By Siraj Sarwar
Commodity stocks are some of the most attractive investments when the economy shifts to the recovery phase. One way to benefit from the rise on commodity prices is to look at corporations that deal with commodities such as oil and gas.
For those looking to enhance their portfolios with some potential stocks, the energy sector might be the place to look. Many stocks in the sector also have a long history of increasing dividends. Therefore, this sector has historically been a favorite of income-focused investors. In this article, I selected three stocks from the oil and gas industry. These stocks have eye-catching dividend yields, solid financial positions and strong growth prospects.
Enerplus Corporation (ERF) is an oil and gas company that seeks to provide an attractive yield, balanced with a sustainable level of growth. Recently, the company sold off oil sands and conventional assets. It used the proceeds to build its acreage position in Bakken Shale in North Dakota and Marcellus Shale in Pennsylvania.
I think the high levels of capital spending in these plays may spread the company's cash flow too thin, and I would prefer the company to concentrate its portfolio through divestitures to improve shareholder returns. Enerplus has displayed strong growth over the previous three years, but has suffered recently because of the depressed natural gas prices in the last year.
Nevertheless, it is one of the best yielding stocks in the industry. Presently, the corporation pays a month-to-month cash dividend of $0.09, yielding 7.88%. Due to weak commodity prices and high transportation costs, the corporation had to reduce dividends by 50%. The corporation's cash flow has suffered slightly over the previous two years.
To offset the effect of low natural prices, Enerplus reduced its capital spending. This move can enhance the company's free cash flow. Consequently, the corporation will have more cash to protect its dividend payments. I believe Enerplus will sustain its dividend due to cut in its spending. Additionally, Enerplus made it crystal clear that, in spite of slow growth, the corporation expects to sustain its dividend.
Canadian Oil Sands (OTC:COSWF) is another Canada-based company. It provides investment opportunity in oil sands through its 36.74% interest in the Syncrude Project. The company has potential to generate 375,000 barrels per day.
Canadian Oil Sands offers an enormous quarterly dividend of $0.35 per share. With a dividend yield of 6.72%, Canadian Oil Sands has been named as top dividend stock by Dividend Channel. Since 2011, the company raised its dividend payment from $0.20 per share to $0.35 per share in 2012.
Canadian Oil Sands has been showing exceptional revenue growth over the years. Since 2009, the company's revenue increased from $2.77 billion to almost $4 billion at the end of 2012. The company's sale volume stands at 105,700 barrels per day. Additionally, the management forecasts to generate an annual average sales volume of $115 million barrels by the end of 2013.

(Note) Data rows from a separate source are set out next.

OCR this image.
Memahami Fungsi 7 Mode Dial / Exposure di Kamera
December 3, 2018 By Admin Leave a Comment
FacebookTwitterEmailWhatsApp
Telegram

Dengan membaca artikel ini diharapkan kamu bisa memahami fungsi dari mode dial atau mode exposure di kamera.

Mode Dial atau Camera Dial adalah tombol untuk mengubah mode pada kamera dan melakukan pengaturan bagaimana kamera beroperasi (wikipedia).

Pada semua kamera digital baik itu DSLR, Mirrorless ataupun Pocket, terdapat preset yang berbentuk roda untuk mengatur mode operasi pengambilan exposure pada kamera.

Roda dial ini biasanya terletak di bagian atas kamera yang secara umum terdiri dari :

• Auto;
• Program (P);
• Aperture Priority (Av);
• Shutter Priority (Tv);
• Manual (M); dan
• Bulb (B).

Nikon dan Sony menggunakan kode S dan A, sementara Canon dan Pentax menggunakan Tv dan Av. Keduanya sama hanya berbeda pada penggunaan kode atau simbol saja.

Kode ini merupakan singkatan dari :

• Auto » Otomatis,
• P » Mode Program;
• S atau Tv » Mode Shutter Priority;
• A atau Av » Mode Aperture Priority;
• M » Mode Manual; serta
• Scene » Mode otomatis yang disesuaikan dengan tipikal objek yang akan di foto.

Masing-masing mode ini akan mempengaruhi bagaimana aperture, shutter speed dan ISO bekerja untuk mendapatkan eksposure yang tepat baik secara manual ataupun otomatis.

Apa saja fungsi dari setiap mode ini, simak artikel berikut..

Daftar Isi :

The cash flow for the company is exceptionally strong. At the end of 2012, the company produced almost $1.6 billion or $3.26 per share in cash flows from operations. Last year, its cash flows from operations suffered due to the lower commodities prices. In the same period, the corporation spent $1.08 billion in capital expenditures.
The company is investing heavily in growth opportunities. Canadian Oil Sands is looking to replace or relocate Syncrude mining trains. The company was able to substantially reduce its debt by the end of 2012. However, Canadian estimates the debt level to increase over the next few years due to expansion plans. Nonetheless, the company has the potential to sustain and even increase dividends.
British Petroleum (BP) is among the biggest names in the integrated oil and gas world. It has two main business segments: Exploration and Production, and Refining and Marketing. With a trailing yield of 4.48%, BP offers one of the best dividends in the oil industry. Recently, BP's dividend rose from $0.48/share to $0.54/share.
BP's revenues have elevated significantly over the previous three years. The company was able to increase revenue at 7.67%. However, BP was not able to increase profits at a similar pace, because the costs for the corporation have also been growing. The company's EPS increase by 3.94% in the last three years. Over the previous two years, the corporation has suffered enormously because of the Macondo well disaster.
However, BP has brought up $37.8 billion from the sale of non-core assets, excluding TNK-BP. Additionally, the company plans to continue restructuring in 2013. The corporation has declared an arrangement to sell its 50% share in TNK-BP to Rosneft, a Russian incorporated oil and gas corporation. BP will get $17.1 billion in cash and shares which represent 12.84% of Rosneft.
I believe the restructuring strategy can further enhance BP's cash flows and thus, dividends. BP could be an attractive pick for investors. In the past year, the company returned substantial amount to shareholders in the form of dividends. BP is a safe pick for dividend investors. Yet, the company has performed substantially below its American peers. Therefore, it still has substantial upside potential.